It’s difficult not to feel a little disappointed by Nintendo’s announcement Thursday about the Switch 2. The fact that the company seems to be playing it protected by releasing its most conservative recent console in years isn’t a huge surprise. What was surprising was how tender the reveal itself was. But maybe that’s because, to anyone obsessed with technology, the video Nintendo released looked eerily familiar. The low three-minute trailer didn’t look like what other gaming consoles reveal; instead, it looked almost exactly like the sizzle reels that Apple releases every year for the recent iPhone.
Nintendo adopting Apple’s strategy makes natural sense. While most tech industry giants have focused on software and subscriptions as their core business model, with an emphasis on hardware that borders on complacency, Apple is the latest massive company with an unwavering focus on hardware. What he wants to sell you isn’t services, it’s laptops, tablets and, most importantly, phones.

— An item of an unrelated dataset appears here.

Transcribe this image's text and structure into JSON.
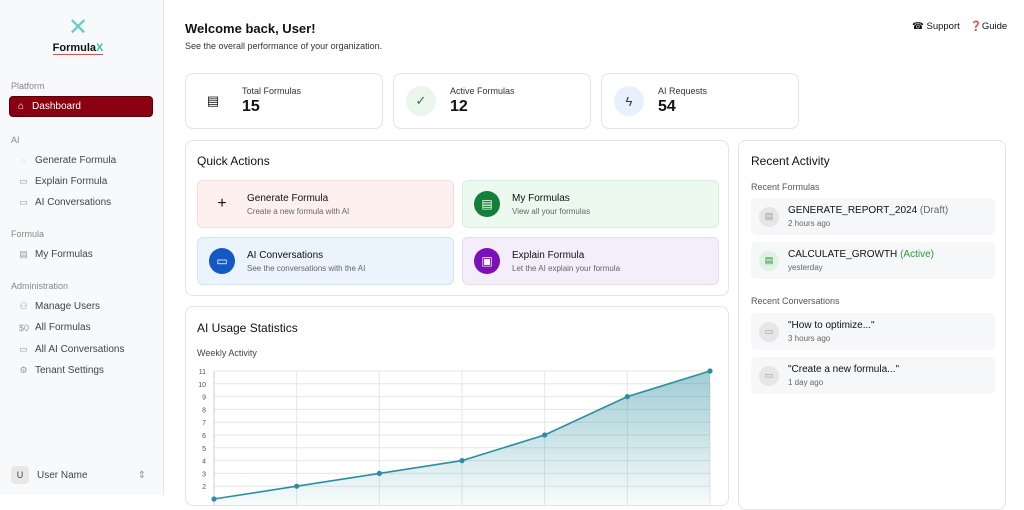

A quick glance at the gaming industry will tell you that Nintendo is in a fairly similar situation. While Sony releases as many of its own games as possible on PC and Microsoft tells everyone that everything they own can be an Xbox with Game Pass, Nintendo continues to focus on exclusive games and console sales. So it looks like the Apple of console makers is getting an Apple-style ad.
The Switch 2 trailer ticks all the right boxes: it’s beautifully photographed, with silky transitions that show off all the little changes between the original Switch and the recent machine, down to the elegant enlargement of the device itself and the toned down bezel around the screen. At first glance, the recent magnetic Joy-Con consoles seem to have something of Apple’s MagSafe DNA. But while all of this works perfectly for a phone that gets a recent version every year, it ignores the fact that the Switch 2 can’t simply be an update to the iPhone. The video suggests that this is something strictly iterative, much like a phone model. Nintendo’s video literally takes an venerable device and transforms it into a recent one. So it’s no wonder that some viewers felt like they didn’t quite see Nintendo’s next-generation announcement.
For all the ways Apple invests in people buying recent iPhones, Apple has the luxury of taking these purchases for granted. He knows that not every person will upgrade their phone every year, but eventually almost every iPhone user in the world will buy a newer phone; it is the model on which the entire business is based.
In a world where updates are inevitable, iteration is enough. But I still want Nintendo to sell me something. It’s been eight years since the Switch launched, and while some of its open-world offerings have started to appeal, the absolute need for an upgrade isn’t entirely clear.
Elegant, concealed, pretty, enticing and a little empty, the film is perfect for the hours-plus of tech discussions led by Apple executives that usually follow an iPhone reveal. But Nintendo’s version won’t appear until Nintendo Direct on April 2, during which we’ll hope the company reveals why it actually thinks we’ll want to buy this recent console – beyond revealing the anodyne-looking Mario Kart, it might just be another iteration Mario Kart 8 for everything we know.
Like Apple, Nintendo is historically not a stupid company. In fact, it is usually a very successful and intelligent company. Those higher up at Nintendo probably know that the company needs innovation and ingenuity more than iteration and more than just another Mario Kart to successfully follow as the third best-selling console of all time. Evidence of this innovation is hidden in the Switch 2 trailer. There is compelling evidence that the Joy-Cons can transform into a mouse, and there is slight potential for 24-player multiplayer and voice chat, which would suggest a significantly improved user experience Internet. Moreover, Nintendo’s publishing division, as well as other game developers, still have plenty of time to reveal the games that players will be able to download on the day of the recent console’s launch.
The problem is that Nintendo’s trailer left us to work through it all on our own, rather than giving us something concrete to get excited about. And while Nintendo was right to think that fans and websites like Polygon would scrub the trailer immaculate of every possible detail, it’s difficult not to feel like the company took our expectations at least a little for granted. It’s possible, even likely, that all this frustration will magically dissipate once we see it Metroid Prime 4: Beyondor some recent magical Mario game or even Pokémon Legends: A.S runs at a reproducible frame rate during Nintendo Direct on April 2. But until then, Nintendo has left us to come up with our own reasons why the Switch 2 is more than a marginal improvement.
Maybe my venerable phone is fine for now.